Na Inglaterra isso é tão óbvio que dá gosto citar. O ministério inglês tem mais ex-alunos de um único colégio de Oxford - e olha que existem mais de 30 colégios em Oxford - do que mulheres. Sem brincadeira. Basta olhar para o David Cameron, Nick Clegg, Gordon Brown & Co. para ver que, liberal ou conservador, política na Inglaterra é um jogo exclusivo, não somente de pessoas do mesmo sexo, como também com atributos tão específicos (branco, heterossexual, de elite) que acabam se tornando fisicamente parecidas.

Separados no nascimento: Nick Clegg e David Cameron
Na Inglaterra, esquerda e direita têm literalmente a mesma cara
Eu sou a favor de ações positivas como forma de reparação. Você não está excluindo o grupo dominante porque, por definição, o grupo dominante não é excluído. Dominante e oprimido é paradoxo, sacou?


A dificuldade com qualquer tipo de cota ou reserva de vaga é que você está abertamente negando privilégios e dizendo "não" para o grupo pessoas que se acostumaram a ter esse privilégio como dado, como natural e normal. Negar os direitos das minorias é fácil porque há uma série de discursos médicos, legais, culturais e sociais, já incorporados no senso comum, para apoiar essa exclusão.

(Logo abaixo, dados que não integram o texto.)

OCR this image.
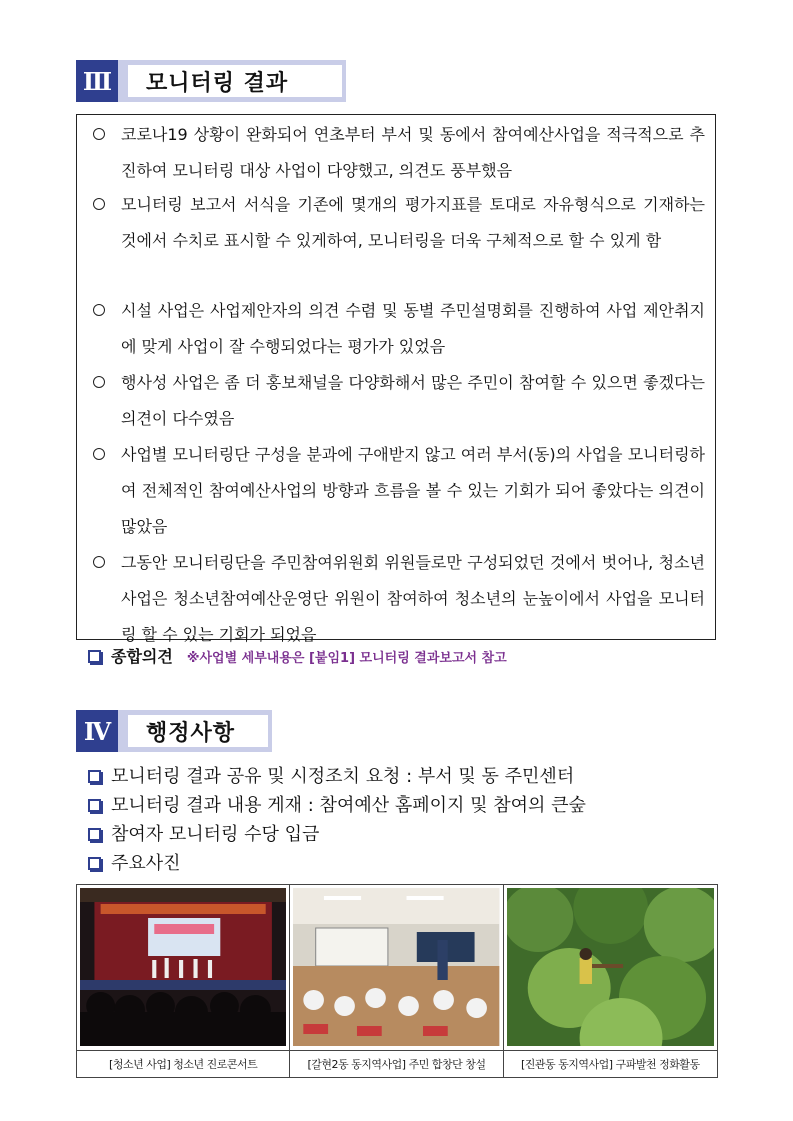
Ⅲ	모니터링 결과
코로나19 상황이 완화되어 연초부터 부서 및 동에서 참여예산사업을 적극적으로 추진하여 모니터링 대상 사업이 다양했고, 의견도 풍부했음
모니터링 보고서 서식을 기존에 몇개의 평가지표를 토대로 자유형식으로 기재하는 것에서 수치로 표시할 수 있게하여, 모니터링을 더욱 구체적으로 할 수 있게 함
시설 사업은 사업제안자의 의견 수렴 및 동별 주민설명회를 진행하여 사업 제안취지에 맞게 사업이 잘 수행되었다는 평가가 있었음
행사성 사업은 좀 더 홍보채널을 다양화해서 많은 주민이 참여할 수 있으면 좋겠다는 의견이 다수였음
사업별 모니터링단 구성을 분과에 구애받지 않고 여러 부서(동)의 사업을 모니터링하여 전체적인 참여예산사업의 방향과 흐름을 볼 수 있는 기회가 되어 좋았다는 의견이 많았음
그동안 모니터링단을 주민참여위원회 위원들로만 구성되었던 것에서 벗어나, 청소년사업은 청소년참여예산운영단 위원이 참여하여 청소년의 눈높이에서 사업을 모니터링 할 수 있는 기회가 되었음
종합의견 ※사업별 세부내용은 [붙임1] 모니터링 결과보고서 참고
Ⅳ	행정사항
모니터링 결과 공유 및 시정조치 요청 : 부서 및 동 주민센터
모니터링 결과 내용 게재 : 참여예산 홈페이지 및 참여의 큰숲
참여자 모니터링 수당 입금
주요사진
[청소년 사업] 청소년 진로콘서트	[갈현2동 동지역사업] 주민 합창단 창설	[진관동 동지역사업] 구파발천 정화활동
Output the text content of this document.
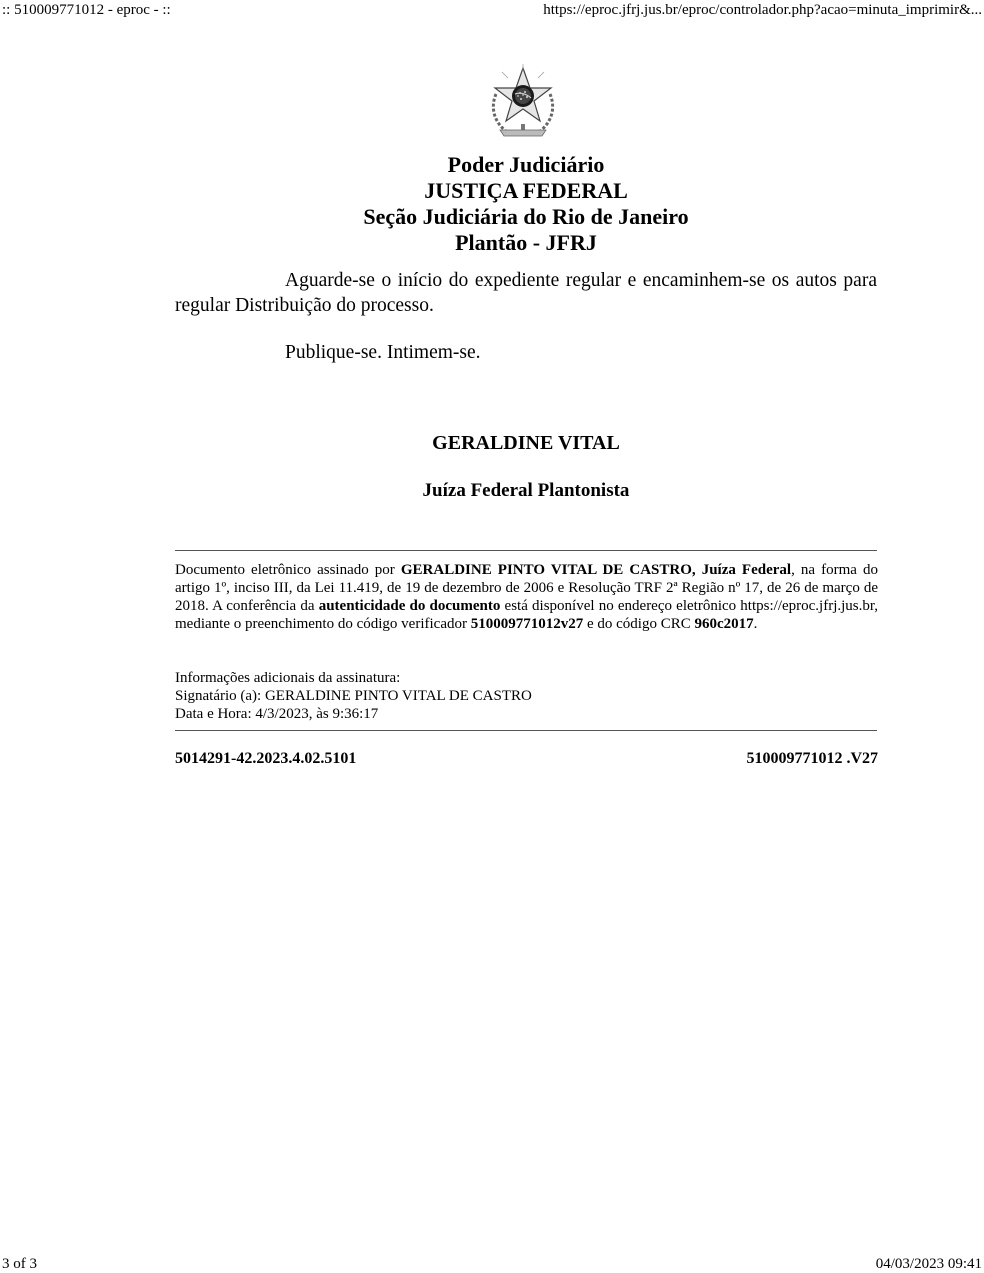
:: 510009771012 - eproc - ::	https://eproc.jfrj.jus.br/eproc/controlador.php?acao=minuta_imprimir&...
Poder Judiciário
JUSTIÇA FEDERAL
Seção Judiciária do Rio de Janeiro
Plantão - JFRJ
Aguarde-se o início do expediente regular e encaminhem-se os autos para regular Distribuição do processo.
Publique-se. Intimem-se.
GERALDINE VITAL
Juíza Federal Plantonista
Documento eletrônico assinado por GERALDINE PINTO VITAL DE CASTRO, Juíza Federal, na forma do artigo 1º, inciso III, da Lei 11.419, de 19 de dezembro de 2006 e Resolução TRF 2ª Região nº 17, de 26 de março de 2018. A conferência da autenticidade do documento está disponível no endereço eletrônico https://eproc.jfrj.jus.br, mediante o preenchimento do código verificador 510009771012v27 e do código CRC 960c2017.
Informações adicionais da assinatura:
Signatário (a): GERALDINE PINTO VITAL DE CASTRO
Data e Hora: 4/3/2023, às 9:36:17
5014291-42.2023.4.02.5101	510009771012 .V27
3 of 3	04/03/2023 09:41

Falar "não" para a maioria é difícil (e, num nível pessoal, desgastante) porque vai contra uma corrente poderosa e devastadora de preconceitos, medos e perversidades e, mesmo com muita estatística e boa vontade, é difícil desfazer esses discursos pois a dominação, principalmente a de gênero, está profundamente arraigada -- afinal gênero é o marco zero de todas as sociedades ocidentais.*

* Foster, William David. Gender and Society in Contemporary Brazilian Cinema. Austin: University of Texas Press, 1999, p. 8.

5 comentários:

  1. Muito bom a postagem, Roberta.

    Acho que existem vários tipos de pessoas que perpetuam preconceitos e estereótipos raciais, de gênero e por aí vai.

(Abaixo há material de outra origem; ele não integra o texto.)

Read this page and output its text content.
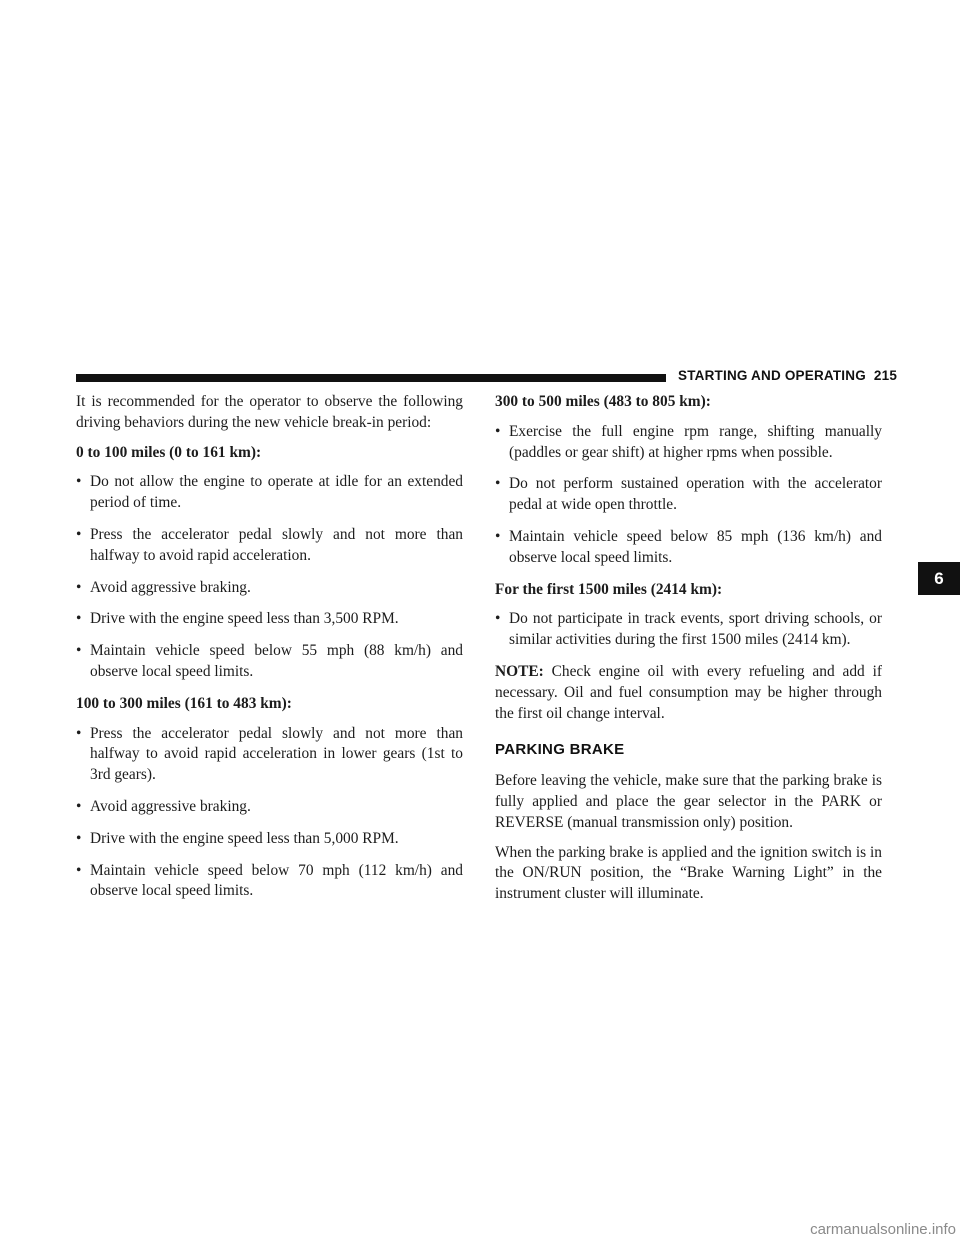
STARTING AND OPERATING 215
6

It is recommended for the operator to observe the following driving behaviors during the new vehicle break-in period:

0 to 100 miles (0 to 161 km):

• Do not allow the engine to operate at idle for an extended period of time.
• Press the accelerator pedal slowly and not more than halfway to avoid rapid acceleration.
• Avoid aggressive braking.
• Drive with the engine speed less than 3,500 RPM.
• Maintain vehicle speed below 55 mph (88 km/h) and observe local speed limits.

100 to 300 miles (161 to 483 km):

• Press the accelerator pedal slowly and not more than halfway to avoid rapid acceleration in lower gears (1st to 3rd gears).
• Avoid aggressive braking.
• Drive with the engine speed less than 5,000 RPM.
• Maintain vehicle speed below 70 mph (112 km/h) and observe local speed limits.

300 to 500 miles (483 to 805 km):

• Exercise the full engine rpm range, shifting manually (paddles or gear shift) at higher rpms when possible.
• Do not perform sustained operation with the accelerator pedal at wide open throttle.
• Maintain vehicle speed below 85 mph (136 km/h) and observe local speed limits.

For the first 1500 miles (2414 km):

• Do not participate in track events, sport driving schools, or similar activities during the first 1500 miles (2414 km).

NOTE: Check engine oil with every refueling and add if necessary. Oil and fuel consumption may be higher through the first oil change interval.

PARKING BRAKE

Before leaving the vehicle, make sure that the parking brake is fully applied and place the gear selector in the PARK or REVERSE (manual transmission only) position.

When the parking brake is applied and the ignition switch is in the ON/RUN position, the “Brake Warning Light” in the instrument cluster will illuminate.

carmanualsonline.info
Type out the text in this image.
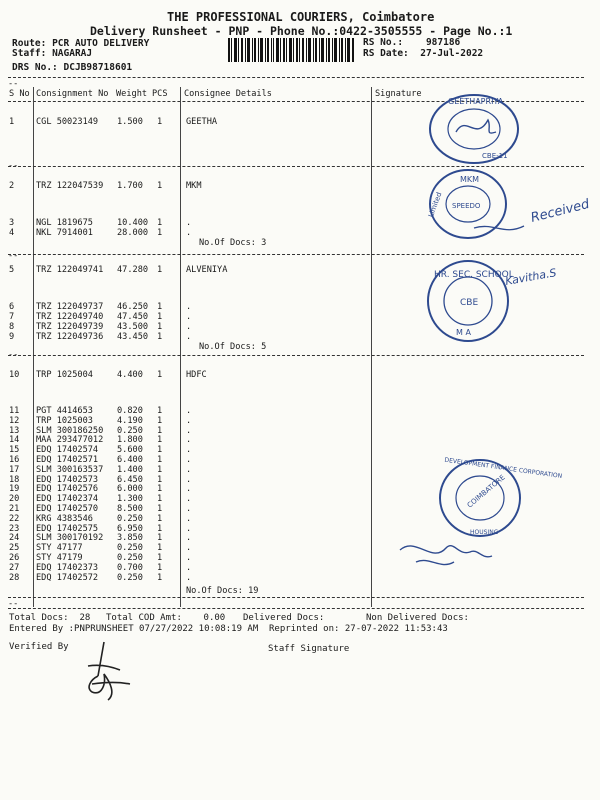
THE PROFESSIONAL COURIERS, Coimbatore
Delivery Runsheet - PNP - Phone No.:0422-3505555 - Page No.:1
Route: PCR AUTO DELIVERY
Staff: NAGARAJ
DRS No.: DCJB98718601
RS No.: 987186
RS Date: 27-Jul-2022
--
S No Consignment No Weight PCS Consignee Details	Signature
--
--
--
--
1	CGL 50023149 1.500 1	GEETHA
2	TRZ 122047539 1.700 1	MKM
3	NGL 1819675	10.400 1	.
4	NKL 7914001	28.000 1	.
No.Of Docs: 3
5	TRZ 122049741 47.280 1	ALVENIYA
6	TRZ 122049737 46.250 1	.
7	TRZ 122049740 47.450 1	.
8	TRZ 122049739 43.500 1	.
9	TRZ 122049736 43.450 1	.
No.Of Docs: 5
10 TRP 1025004	4.400 1	HDFC
11 PGT 4414653	0.820 1	.
12 TRP 1025003	4.190 1	.
13 SLM 300186250 0.250 1	.
14 MAA 293477012 1.800 1	.
15 EDQ 17402574 5.600 1	.
16 EDQ 17402571 6.400 1	.
17 SLM 300163537 1.400 1	.
18 EDQ 17402573 6.450 1	.
19 EDQ 17402576 6.000 1	.
20 EDQ 17402374 1.300 1	.
21 EDQ 17402570 8.500 1	.
22 KRG 4383546	0.250 1	.
23 EDQ 17402575 6.950 1	.
24 SLM 300170192 3.850 1	.
25 STY 47177	0.250 1	.
26 STY 47179	0.250 1	.
27 EDQ 17402373 0.700 1	.
28 EDQ 17402572 0.250 1	.
No.Of Docs: 19
Total Docs:  28 Total COD Amt:    0.00 Delivered Docs:	Non Delivered Docs:
Entered By :PNPRUNSHEET 07/27/2022 10:08:19 AM Reprinted on: 27-07-2022 11:53:43
Verified By	Staff Signature
GEETHAPRIYA
CBE-11
MKM
Limited SPEEDO	Received
HR. SEC. SCHOOL
CBE
M A
Kavitha.S
DEVELOPMENT FINANCE CORPORATION
COIMBATORE
HOUSING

    Tem gente boa nesse meio, que infelizmente não parou pra analisar a situação direito, mas que, com alguma leitura, e alguma discussão, consegue transpor os muros de seus próprios interesses e idéias e entender e respeitar o outro, de forma completa.

    Por isso que blogues como esse são importantes, por tratar questões que - mesmo bem conhecidas em meios militantes - parecem ser tabus no nosso mundo real.

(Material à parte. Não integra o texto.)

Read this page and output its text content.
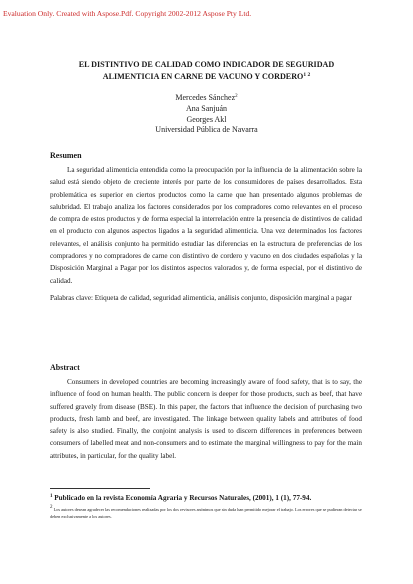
Evaluation Only. Created with Aspose.Pdf. Copyright 2002-2012 Aspose Pty Ltd.
EL DISTINTIVO DE CALIDAD COMO INDICADOR DE SEGURIDAD
ALIMENTICIA EN CARNE DE VACUNO Y $CORDERO^{1 2}$
Mercedes Sánchez$^2$
Ana Sanjuán
Georges Akl
Universidad Pública de Navarra
Resumen

La seguridad alimenticia entendida como la preocupación por la influencia de la alimentación sobre la salud está siendo objeto de creciente interés por parte de los consumidores de países desarrollados. Esta problemática es superior en ciertos productos como la carne que han presentado algunos problemas de salubridad. El trabajo analiza los factores considerados por los compradores como relevantes en el proceso de compra de estos productos y de forma especial la interrelación entre la presencia de distintivos de calidad en el producto con algunos aspectos ligados a la seguridad alimenticia. Una vez determinados los factores relevantes, el análisis conjunto ha permitido estudiar las diferencias en la estructura de preferencias de los compradores y no compradores de carne con distintivo de cordero y vacuno en dos ciudades españolas y la Disposición Marginal a Pagar por los distintos aspectos valorados y, de forma especial, por el distintivo de calidad.

Palabras clave: Etiqueta de calidad, seguridad alimenticia, análisis conjunto, disposición marginal a pagar

Abstract

Consumers in developed countries are becoming increasingly aware of food safety, that is to say, the influence of food on human health. The public concern is deeper for those products, such as beef, that have suffered gravely from disease (BSE). In this paper, the factors that influence the decision of purchasing two products, fresh lamb and beef, are investigated. The linkage between quality labels and attributes of food safety is also studied. Finally, the conjoint analysis is used to discern differences in preferences between consumers of labelled meat and non-consumers and to estimate the marginal willingness to pay for the main attributes, in particular, for the quality label.

$^1$ Publicado en la revista Economía Agraria y Recursos Naturales, (2001), 1 (1), 77-94.

$^2$ Los autores desean agradecer las recomendaciones realizadas por los dos revisores anónimos que sin duda han permitido mejorar el trabajo. Los errores que se pudieran detectar se deben exclusivamente a los autores.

    E, claro, tem a galera que tem convicção absoluta de seu preconceito e não quer abrir mão dele. Pra essas pessoas só funciona o conflito, a discussão e a briga. Eu mesmo deleto um tanto de gente conservadora do facebook, pq as vezes discutir com gente fechada dá uma preguiça danada.

    Mais uma vez, parabéns pelo blog.

    ResponderExcluir
  2. Ha, eu também deleto gente que fica postando mensagens preconceituosas, afinal, pra que passar nervoso à toa, né?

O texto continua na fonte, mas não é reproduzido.